Edward Theuns (Trek-Segafredo) had succeeded in slipping away from a stretched-out peloton on the descent from the final dirt road section, the Chemin du Tertre de la Motte, and he looked a likely stage winner as he led into the finishing straight. Swift opened his sprint from distance, however, and overhauled the Belgian with a shade over 200 metres to go, only for Démare to swoop by him to take an emphatic stage victory.
Démare’s sprint was all the more impressive given how much ground he made up in those final 200 metres. In a sense, it was a trip down memory lane, as the Frenchman overhauled Adrien Petit (Direct Energie) – his lead-out man when he won the under-23 Worlds in Copenhagen in 2011 – and then Bouhanni – his former FDJ teammate and eternal rival – before passing Swift to win the stage.
“This wasn’t a normal sprint and things could have worked out differently because I was badly placed,” Démare said of the confused finale. “I had to launch from sprint from a long way back.

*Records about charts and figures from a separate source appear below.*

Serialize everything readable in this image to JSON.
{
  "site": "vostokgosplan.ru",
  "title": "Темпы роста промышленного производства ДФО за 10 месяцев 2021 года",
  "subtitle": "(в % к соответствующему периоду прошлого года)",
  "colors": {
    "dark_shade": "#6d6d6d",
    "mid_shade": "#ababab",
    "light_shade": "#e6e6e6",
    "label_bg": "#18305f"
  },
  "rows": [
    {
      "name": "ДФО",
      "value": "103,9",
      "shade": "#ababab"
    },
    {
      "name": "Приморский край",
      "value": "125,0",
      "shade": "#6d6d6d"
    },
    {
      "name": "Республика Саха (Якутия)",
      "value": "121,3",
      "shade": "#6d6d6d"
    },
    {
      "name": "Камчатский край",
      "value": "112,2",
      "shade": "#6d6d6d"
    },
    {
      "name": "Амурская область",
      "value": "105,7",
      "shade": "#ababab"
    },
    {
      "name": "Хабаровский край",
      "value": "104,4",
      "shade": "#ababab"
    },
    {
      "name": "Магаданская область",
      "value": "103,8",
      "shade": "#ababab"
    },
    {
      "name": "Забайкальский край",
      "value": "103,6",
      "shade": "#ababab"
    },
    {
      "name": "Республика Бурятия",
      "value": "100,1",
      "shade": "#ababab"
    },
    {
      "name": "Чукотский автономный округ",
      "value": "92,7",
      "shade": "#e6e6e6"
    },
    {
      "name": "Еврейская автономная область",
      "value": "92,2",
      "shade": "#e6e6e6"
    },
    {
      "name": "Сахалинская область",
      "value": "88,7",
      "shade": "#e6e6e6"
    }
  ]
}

I’d decided to stick to Nacer’s wheel because he still had two teammates with him and I was lucky to come around him and then jump Swift at the end.”
Michael Matthews (Orica-GreenEdge) placed fifth in the reduced bunch sprint to retain the yellow jersey of race leader, though one wonders how he might have fared had he not lost teammate Daryl Impey to a puncture in the finale, or if he had not expended so much energy in sprinting to claim two bonus seconds on the first passage through the finish line with 14 kilometres remaining.